Neglecting early treatment has clearly contributed to late mortality, which goes against the basic principles of medicine. We do not let cancer grow when we pick it up early, or send patients with early bacterial infections home without treatment and ask them to come back when their diseases have progressed and they need surgery and ventilation. Ignoring the early treatment of Covid-19 for so long has only served those who wanted to profit from the pandemic with significantly inferior agents.

This is a scandal that will eventually emerge when some of these agents that are expensive but widely used in private institutions are eventually proven to be inferior to the combination of cheap repurposed therapies.

Having been involved in both in-hospital and early outpatient treatment of Covid-19 with repurposed treatments, and as a researcher for the WHO’s Solidarity Trial that looked at Interferon B, Remdisivir and Tociluzimab in the first wave in South Africa, I know without prejudice, the superiority and benefits of early treatment and the superiority of these repurposed agents in late treatment, although with modest benefits.

Within six to eight weeks, the BA.2 variant will drive the next wave of Covid-19 in S Africa. How significant it will be is unknown, but what the UK is telling us is that vaccination alone will not be the silver bullet. Early treatment has always been necessary, even if effective vaccines were available (which is currently not the case). Side-effects have forced people to not take subsequent doses and there are people with genuine reasons for exemptions to current vaccines. From January 2021, I held the belief that repurposed therapies and early treatment, in combination with effective and safe vaccines acceptable to the majority of patients, would be the way to manage this pandemic as we learn to live with the virus. I have never relented on this belief that was based on available science of respiratory viruses and vaccines. We cannot falter once more. We need to be humble and learn from those who are successfully limiting disease progression and deaths with these therapies. Public health measures – including vaccines and the hospicentric model we have spent billions of rand on – have failed many patients and our fiscus. We have sacrificed many patients with these myopic interventions, which had no sound medical proof of benefit and in the process, we have created a new minority of millionaires through the pillaging of limited loans. This is unconscionable!

The NDoH, through the MAC, the NEMLC and provincial governments, needs to prioritise the health of its population over those of Big Tech through the adoption of early treatment as a blanket strategy.

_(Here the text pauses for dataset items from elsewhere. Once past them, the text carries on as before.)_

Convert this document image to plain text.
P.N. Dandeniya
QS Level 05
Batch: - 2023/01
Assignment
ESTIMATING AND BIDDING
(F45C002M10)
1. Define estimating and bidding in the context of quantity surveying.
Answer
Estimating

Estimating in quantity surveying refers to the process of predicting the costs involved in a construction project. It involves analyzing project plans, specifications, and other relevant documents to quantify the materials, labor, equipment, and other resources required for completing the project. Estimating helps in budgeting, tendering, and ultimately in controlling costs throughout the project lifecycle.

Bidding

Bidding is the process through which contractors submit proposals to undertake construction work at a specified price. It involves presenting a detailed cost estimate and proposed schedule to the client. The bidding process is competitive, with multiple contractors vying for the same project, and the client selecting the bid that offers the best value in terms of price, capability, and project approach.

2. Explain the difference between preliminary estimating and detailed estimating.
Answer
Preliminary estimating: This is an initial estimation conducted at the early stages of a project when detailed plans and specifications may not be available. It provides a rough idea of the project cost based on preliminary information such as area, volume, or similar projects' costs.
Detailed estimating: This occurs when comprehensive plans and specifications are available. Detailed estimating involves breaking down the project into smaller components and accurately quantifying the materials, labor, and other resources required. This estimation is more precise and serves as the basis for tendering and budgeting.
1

What we have spent on the failed interventions will be grossly undermined by what would be achieved with early treatment. It’s time!

Dr Nathi Mdladla is the former chief of ICU at the Dr George Mukhari Academic Hospital and Sefako Makgatho University, where he was also the lead for clinical Covid-19 management through three waves including the Delta wave. He was the site’s co-principal investigator for the WHO’s Solidarity Trial on repurposed therapies for severe Covid-19 and the site PI for the ACCCOS Trial, looking at outcomes in the critical care setting in the African context. He has extensive knowledge in the management of Covid-19 using repurposed therapies for both in-hospital and out-of-hospital patients and has managed over a thousand hospitalised patients and close to 800 outpatients, with zero hospitalisations in the latter to date.